Narcissus Cultivar 'Rip van Winkle' Daffodil

Narcissus 'Rip van Winkle' is an heirloom cultivar of Narcissus, which was first introduced commercially in 1884. When the cultivar was produced is unknown, however it is believed this historic cultivar originated in Irish gardens. The cultivar was first distributed by plantsman William Baylor Hartland of Country Cork, Ireland.

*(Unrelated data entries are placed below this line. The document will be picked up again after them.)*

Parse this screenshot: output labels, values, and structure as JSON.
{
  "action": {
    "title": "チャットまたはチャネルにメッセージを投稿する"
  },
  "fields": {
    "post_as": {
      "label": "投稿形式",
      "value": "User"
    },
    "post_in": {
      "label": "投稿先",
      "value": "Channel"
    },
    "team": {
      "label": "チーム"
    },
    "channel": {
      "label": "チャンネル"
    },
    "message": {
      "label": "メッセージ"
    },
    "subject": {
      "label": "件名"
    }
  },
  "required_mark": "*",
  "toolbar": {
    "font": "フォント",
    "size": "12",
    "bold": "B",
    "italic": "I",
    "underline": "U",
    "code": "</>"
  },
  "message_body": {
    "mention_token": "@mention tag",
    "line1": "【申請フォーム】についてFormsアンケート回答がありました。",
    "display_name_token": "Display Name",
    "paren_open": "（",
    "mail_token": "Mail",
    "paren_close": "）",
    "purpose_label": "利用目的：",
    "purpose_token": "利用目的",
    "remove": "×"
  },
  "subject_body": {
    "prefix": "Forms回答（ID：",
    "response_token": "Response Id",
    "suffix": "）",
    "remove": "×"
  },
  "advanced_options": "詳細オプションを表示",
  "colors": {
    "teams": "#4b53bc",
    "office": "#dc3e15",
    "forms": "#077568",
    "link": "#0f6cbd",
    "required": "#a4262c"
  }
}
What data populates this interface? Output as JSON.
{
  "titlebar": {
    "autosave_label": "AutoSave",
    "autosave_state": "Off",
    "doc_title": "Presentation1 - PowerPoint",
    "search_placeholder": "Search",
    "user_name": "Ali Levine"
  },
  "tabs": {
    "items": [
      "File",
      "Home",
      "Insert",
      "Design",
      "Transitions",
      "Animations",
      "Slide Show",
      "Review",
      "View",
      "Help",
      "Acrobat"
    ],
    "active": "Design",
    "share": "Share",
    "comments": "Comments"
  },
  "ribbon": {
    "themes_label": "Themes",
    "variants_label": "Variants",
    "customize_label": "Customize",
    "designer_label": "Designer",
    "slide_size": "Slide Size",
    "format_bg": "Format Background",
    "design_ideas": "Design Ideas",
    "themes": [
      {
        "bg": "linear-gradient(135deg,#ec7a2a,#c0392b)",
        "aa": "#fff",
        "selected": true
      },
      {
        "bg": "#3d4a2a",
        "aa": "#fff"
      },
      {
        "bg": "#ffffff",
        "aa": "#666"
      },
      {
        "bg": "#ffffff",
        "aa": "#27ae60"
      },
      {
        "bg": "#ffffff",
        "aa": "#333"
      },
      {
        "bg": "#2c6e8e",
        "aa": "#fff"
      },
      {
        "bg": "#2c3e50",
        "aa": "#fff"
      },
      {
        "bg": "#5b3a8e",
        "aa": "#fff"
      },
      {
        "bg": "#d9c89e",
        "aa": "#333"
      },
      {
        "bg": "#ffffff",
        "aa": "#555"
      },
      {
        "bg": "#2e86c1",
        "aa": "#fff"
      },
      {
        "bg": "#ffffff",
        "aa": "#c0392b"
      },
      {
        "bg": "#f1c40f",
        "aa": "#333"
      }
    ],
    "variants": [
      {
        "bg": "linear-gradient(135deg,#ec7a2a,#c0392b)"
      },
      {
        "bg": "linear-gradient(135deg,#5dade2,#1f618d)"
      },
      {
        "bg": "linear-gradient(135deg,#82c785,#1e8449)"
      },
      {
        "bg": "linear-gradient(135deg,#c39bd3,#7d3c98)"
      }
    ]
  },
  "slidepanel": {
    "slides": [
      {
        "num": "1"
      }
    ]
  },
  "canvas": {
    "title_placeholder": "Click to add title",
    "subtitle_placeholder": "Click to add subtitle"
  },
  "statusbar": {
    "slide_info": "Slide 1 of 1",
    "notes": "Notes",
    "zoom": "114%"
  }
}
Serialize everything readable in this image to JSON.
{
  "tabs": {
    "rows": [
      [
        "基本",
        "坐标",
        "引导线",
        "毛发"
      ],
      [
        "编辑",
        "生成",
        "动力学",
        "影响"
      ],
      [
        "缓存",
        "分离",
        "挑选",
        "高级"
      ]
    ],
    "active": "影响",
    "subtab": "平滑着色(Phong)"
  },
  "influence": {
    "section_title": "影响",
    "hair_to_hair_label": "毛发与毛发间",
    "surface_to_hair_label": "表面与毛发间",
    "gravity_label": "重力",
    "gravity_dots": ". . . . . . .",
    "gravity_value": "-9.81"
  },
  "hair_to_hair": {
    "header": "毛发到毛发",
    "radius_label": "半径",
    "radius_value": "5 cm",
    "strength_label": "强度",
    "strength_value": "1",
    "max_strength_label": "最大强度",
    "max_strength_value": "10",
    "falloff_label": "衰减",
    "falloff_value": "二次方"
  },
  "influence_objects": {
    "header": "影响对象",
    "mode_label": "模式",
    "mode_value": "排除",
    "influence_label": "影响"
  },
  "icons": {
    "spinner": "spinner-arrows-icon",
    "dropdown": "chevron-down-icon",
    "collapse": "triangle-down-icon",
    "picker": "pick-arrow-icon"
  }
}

It is also known under the synonym Narcissus minor var. pumilus 'Plenus'.

== Description ==
Narcissus 'Rip van Winkle' is an early flowering, dwarf variety of daffodil. Plants emerge in the spring from bulbs sprouting green leaves that grow to a height of 15 cm tall. Mature 'Rip van Winkle' possesses stems which host a double, golden-yellow flower. Flowers are 50 mm wide and consist of densely arranged and narrow petals, which also possess small patches of green pigment.

== Pests and diseases ==
Narcissus 'Rip van Winkle' may fall victim to pests such as narcissus eelworm (Ditylenchus dipsaci), bulb scale mites (Steneotarsonemus laticeps) and the large narcissus bulb fly (Merodon equestris). It may also be attacked by various species of slugs and snails. Like many Narcissus species, 'Rip van Winkle' is susceptible to narcissus basal rot, which is caused by the fungus species Fusarium oxysporum f.sp. narcissi.